This week the Revelstoke Review hosted an election forum for municipal candidates vying to fill the empty council seat.
Promises were made and candidates tossed around numbers and facts. So, the Review decided to do some fact-checking.
Any other claims of fact that you are wondering about, this is just a small selection? Let us know by emailing email@example.com.
Candidate Tim Palmer claimed the current city council is committed to discussing potential raises for mayor and council at the end of their term, before the 2022 regular election.
This is true. After voting to implement raises over the next three years on Jan. 21, 2020, which saw former councillor Steven Cross step down in protest, council backtracked Feb. 10, instead asking that staff come back with a report establishing a renumeration policy for the next city council. There is no date set for when this will happen.
Matt Cherry, candidate, claimed a 2018 report done by the city indicated a strong need for all sorts of housing except for single-family houses.
He was on the right track. In August 2018 the city published a Housing Needs and Demands Assessment report. The report used Statistics Canada data to look at the housing inventory in the city, household dynamics and income to create a chart outlining “ideal housing supply” as well as the anticipated housing supply for the next 25 years.
According to the chart, there were 430 more units than needed, for the “market owner” category, which is for people with household incomes of $60,000 and higher.
At the time the report was presented to council, then director of development services Nigel Whitehead said: “There is a strong need for all forms of housing in this community, except for single-family detached.”
Stoked Living Development
Cherry also claimed the developer of the recently approved residential development on Hay Road offered to pay for sidewalk construction and that residents in the area would have the opportunity to tie into the sewer line being brought to the property.
This is true. Cherry claimed the houses will be sustainably built and that the developer will be taking an environmental approach to building materials. The developer said he intends on building the homes to be net-zero or meet passive house energy standards, but we were unable to find mention of environmentally friendly building materials.
Recovery Task Force
Palmer claimed there are no city councillors on the Recovery Task Force.
This is true. The current members, according to the city’s website, are: Roberta Bobicki, Dawn Low, Ingrid Bron, Stacey Brensrud, Dylan Hardy, Daniel Kellie, Brady Beruschi, Linda Chell, BR Whalen and Anita Ely.
Candidate Alistair Taylor claimed the budget had been set for this year.
This is false. Though each department’s budgets have been reviewed by the city’s finance committee, which consists of Mayor Gary Sulz and councillors Rob Elliott, Jackie Rhind and Nichole Cherlet, the proposed budget has not yet been brought forward for council consideration.
Landfill leaking into Columbia River
“The CSRD acknowledged that there is waste that is polluting the Columbia River,” said Palmer.

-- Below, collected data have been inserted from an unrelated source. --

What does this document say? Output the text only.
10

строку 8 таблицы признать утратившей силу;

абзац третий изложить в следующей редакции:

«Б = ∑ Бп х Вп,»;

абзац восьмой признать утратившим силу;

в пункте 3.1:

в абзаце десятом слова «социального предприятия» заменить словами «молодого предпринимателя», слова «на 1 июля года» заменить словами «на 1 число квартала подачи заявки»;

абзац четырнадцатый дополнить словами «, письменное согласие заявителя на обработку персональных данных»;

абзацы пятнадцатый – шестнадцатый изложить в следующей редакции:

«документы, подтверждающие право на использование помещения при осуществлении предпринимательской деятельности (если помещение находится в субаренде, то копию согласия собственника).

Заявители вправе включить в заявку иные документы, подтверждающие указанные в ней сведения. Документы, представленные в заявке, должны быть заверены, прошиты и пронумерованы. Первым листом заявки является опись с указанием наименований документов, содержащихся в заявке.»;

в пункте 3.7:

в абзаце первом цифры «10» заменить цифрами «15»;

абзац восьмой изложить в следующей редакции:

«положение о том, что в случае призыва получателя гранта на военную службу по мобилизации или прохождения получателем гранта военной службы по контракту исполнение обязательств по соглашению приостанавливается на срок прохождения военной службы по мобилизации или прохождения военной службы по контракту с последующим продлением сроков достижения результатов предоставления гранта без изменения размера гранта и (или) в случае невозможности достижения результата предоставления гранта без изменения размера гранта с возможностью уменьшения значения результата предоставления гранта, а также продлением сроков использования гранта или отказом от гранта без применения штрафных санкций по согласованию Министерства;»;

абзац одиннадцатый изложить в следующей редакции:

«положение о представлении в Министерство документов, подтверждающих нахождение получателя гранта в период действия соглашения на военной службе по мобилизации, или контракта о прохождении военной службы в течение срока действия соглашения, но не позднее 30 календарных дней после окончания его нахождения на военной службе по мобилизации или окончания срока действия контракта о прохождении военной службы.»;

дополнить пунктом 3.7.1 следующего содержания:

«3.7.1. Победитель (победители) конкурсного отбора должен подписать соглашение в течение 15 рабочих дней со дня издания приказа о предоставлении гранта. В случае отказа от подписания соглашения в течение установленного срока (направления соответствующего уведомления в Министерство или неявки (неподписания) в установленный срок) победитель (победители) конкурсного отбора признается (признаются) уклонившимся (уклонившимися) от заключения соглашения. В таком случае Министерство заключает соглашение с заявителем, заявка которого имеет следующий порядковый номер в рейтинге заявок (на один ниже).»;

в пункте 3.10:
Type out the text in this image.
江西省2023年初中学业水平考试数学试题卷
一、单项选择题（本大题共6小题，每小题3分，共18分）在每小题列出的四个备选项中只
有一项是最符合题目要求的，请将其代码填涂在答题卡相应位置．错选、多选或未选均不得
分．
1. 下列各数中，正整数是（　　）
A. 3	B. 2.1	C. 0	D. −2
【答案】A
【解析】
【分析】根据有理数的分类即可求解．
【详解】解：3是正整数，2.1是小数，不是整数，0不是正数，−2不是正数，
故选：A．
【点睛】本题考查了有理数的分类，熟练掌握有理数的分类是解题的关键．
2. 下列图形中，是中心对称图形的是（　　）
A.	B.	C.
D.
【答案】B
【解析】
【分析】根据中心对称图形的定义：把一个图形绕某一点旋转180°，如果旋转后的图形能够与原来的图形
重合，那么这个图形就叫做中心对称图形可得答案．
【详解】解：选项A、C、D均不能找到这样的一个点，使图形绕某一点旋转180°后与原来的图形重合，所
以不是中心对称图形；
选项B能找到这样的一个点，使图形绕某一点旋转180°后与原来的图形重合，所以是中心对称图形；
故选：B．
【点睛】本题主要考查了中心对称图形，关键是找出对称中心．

This could be true. In a presentation to council on Jan. 12, Ben Van Nordstrom, team leader, environmental health services, for the CSRD, said that a recent compliance report from the ministry of environment indicated compliance issues when it came to litter on site as well as groundwater issues. The landfill, which was first created 30-40 years ago, is naturally attenuating. Unlike the site in Salmon Arm, which keeps all water on-site, there is runoff from the Revelstoke landfill.